Nun gut, nun gut! Auch das ist so abgelaufen. – Ha! wenn ich mir einbilde – Das gerade wäre der Ort, wo ich am tödlichsten zu verwunden bin! – Ein Wollüstling, der bewundert, begehrt. – Claudia! Claudia! der bloße Gedanke setzt mich in Wut. – Du hättest mir das sogleich sollen gemeldet haben. – Doch, ich möchte dir heute nicht gern etwas Unangenehmes sagen.
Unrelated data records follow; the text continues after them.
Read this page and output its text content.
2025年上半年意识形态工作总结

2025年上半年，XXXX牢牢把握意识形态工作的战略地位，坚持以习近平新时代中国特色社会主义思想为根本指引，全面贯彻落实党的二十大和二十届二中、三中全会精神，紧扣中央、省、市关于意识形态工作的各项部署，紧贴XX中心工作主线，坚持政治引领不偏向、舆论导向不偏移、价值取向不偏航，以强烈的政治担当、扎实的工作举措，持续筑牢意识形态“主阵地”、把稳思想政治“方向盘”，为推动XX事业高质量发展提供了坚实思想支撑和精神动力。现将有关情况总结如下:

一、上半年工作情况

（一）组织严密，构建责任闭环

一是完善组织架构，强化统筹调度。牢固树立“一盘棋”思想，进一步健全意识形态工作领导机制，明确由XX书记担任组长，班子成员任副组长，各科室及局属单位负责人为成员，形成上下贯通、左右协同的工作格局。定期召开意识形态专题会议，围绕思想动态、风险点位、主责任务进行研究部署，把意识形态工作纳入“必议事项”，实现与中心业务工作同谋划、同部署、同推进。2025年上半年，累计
Und ich würde, (indem sie ihn bei der Hand ergreift) wenn ich länger bliebe. – Drum lass mich! lass mich! – Gott befohlen, Claudia! – Kommt glücklich nach!
CLAUDIA GALOTTI.
Welch ein Mann! – O, der rauen Tugend! – wenn anders sie diesen Namen verdienet. – Alles scheint ihr verdächtig, alles strafbar! – Oder, wenn das die Menschen kennen heißt: – wer sollte sich wünschen, sie zu kennen? – Wo bleibt aber auch Emilia? – Er ist des Vaters Feind: folglich – folglich, wenn er ein Auge für die Tochter hat, so ist es einzig, um ihn zu beschimpfen? –
EMILIA und CLAUDIA GALOTTI.
EMILIA (stürzet in einer ängstlichen Verwirrung herein).
Wohl mir! wohl mir! Nun bin ich in Sicherheit. Oder ist er mir gar gefolgt? (Indem sie den Schleier zurückwirft und ihre Mutter erblicket.) Ist er, meine Mutter? ist er? – Nein, dem Himmel sei Dank!